# Broken Electric Jack



## Texas Scott (Feb 17, 2010)

Hello Folks I have a 295RE with a Husky HB3000 on the front. The Jack Failed during hook up and the trailer fell. I had the truck positioned so it landed right on the ball...Lucky. I contacted Husky, they directed to take it to the local Husky (Outback)dealer. While there I discovered they had the same jack with the same problem. Broken internal bearings or such, which may be abled to repaired by replacing the whole lower jack arm, which the local dealer may be able to do. That is the good news, the bad news is that if the lower arm does not fix it, the replacement jacks are enroute from oversees and are pasted their expected delivery date.
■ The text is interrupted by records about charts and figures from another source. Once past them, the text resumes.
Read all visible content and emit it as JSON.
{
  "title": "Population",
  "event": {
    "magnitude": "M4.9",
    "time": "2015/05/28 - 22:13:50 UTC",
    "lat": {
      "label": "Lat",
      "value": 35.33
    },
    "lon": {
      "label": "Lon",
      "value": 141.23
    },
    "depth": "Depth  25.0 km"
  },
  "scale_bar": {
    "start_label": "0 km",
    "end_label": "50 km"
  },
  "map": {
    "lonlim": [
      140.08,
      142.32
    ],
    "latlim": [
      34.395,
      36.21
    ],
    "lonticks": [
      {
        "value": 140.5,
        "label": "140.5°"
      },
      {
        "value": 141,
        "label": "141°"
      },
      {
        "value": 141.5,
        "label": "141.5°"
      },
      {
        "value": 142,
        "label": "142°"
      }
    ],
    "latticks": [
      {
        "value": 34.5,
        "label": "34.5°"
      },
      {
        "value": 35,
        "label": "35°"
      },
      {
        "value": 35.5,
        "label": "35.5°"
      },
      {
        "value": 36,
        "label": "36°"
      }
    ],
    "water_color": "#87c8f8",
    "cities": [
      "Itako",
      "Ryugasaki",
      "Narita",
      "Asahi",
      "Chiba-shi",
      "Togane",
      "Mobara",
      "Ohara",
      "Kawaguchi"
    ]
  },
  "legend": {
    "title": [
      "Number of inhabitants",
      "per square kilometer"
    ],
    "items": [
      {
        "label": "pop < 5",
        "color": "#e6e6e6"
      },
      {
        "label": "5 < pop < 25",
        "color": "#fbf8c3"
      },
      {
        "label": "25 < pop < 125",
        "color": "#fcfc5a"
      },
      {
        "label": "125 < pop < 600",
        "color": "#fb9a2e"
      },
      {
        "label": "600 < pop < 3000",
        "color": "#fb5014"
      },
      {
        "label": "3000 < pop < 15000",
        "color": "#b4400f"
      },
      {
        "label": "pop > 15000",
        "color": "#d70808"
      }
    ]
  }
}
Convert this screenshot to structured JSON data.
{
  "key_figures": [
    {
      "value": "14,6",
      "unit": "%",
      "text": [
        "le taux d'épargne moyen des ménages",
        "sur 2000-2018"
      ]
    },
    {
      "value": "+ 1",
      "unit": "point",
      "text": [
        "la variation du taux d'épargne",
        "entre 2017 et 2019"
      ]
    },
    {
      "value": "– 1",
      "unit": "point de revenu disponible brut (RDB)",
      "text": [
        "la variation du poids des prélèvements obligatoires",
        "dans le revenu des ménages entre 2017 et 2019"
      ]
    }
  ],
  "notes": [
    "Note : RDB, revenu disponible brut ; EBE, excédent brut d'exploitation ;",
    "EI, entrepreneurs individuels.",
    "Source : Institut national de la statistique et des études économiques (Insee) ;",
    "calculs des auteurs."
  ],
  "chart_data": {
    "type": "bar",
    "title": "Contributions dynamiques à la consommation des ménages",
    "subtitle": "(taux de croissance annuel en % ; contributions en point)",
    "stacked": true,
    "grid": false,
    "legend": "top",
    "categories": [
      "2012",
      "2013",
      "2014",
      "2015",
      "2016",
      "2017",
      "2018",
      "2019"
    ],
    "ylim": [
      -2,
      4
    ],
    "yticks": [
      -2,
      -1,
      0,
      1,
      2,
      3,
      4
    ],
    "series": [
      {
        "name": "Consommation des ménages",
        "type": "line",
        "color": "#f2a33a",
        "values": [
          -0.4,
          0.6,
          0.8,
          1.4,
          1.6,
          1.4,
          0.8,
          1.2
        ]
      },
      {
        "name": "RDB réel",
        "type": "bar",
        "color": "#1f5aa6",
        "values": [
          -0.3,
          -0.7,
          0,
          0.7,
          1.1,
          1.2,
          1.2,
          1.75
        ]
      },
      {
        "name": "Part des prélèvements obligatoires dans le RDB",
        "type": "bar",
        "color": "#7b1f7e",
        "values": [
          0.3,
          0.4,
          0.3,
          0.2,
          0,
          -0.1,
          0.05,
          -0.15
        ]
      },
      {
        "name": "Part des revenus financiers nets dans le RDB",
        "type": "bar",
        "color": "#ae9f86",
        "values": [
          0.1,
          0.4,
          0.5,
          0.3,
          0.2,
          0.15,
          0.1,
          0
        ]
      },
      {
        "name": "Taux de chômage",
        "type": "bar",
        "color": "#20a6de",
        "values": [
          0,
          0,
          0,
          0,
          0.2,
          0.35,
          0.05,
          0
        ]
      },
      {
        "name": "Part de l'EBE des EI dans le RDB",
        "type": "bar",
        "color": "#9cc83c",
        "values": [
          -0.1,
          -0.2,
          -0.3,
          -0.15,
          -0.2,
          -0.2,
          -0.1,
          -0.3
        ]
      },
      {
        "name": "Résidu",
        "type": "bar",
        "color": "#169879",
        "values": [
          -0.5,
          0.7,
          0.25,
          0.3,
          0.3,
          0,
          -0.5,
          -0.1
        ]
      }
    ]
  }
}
The important lesson here is that at no time should any part of your body (that you wish to keep) be under the trailer when hooking up as I had no notice when it failed, it just collapsed. This trailer is two months old and the jack has only lifted the trailer about a dozen times.

Texas Scott


----------



## SouthLa26RS (Jul 10, 2006)

If you decide to replace the Husky, recommend giving the Atwood heavy duty electric jack a try.


----------



## rdvholtwood (Sep 18, 2008)

Sorry about your problem - and good to hear no one was hurt.


----------



## twincam (Jan 11, 2010)

Atwood is a great recommend, never had a problem with one!


----------



## battalionchief3 (Jun 27, 2006)

Good safety tip....thats a fast way to ruin your day.


----------



## thefulminator (Aug 8, 2007)

I've never had a problem with my Barker either.


----------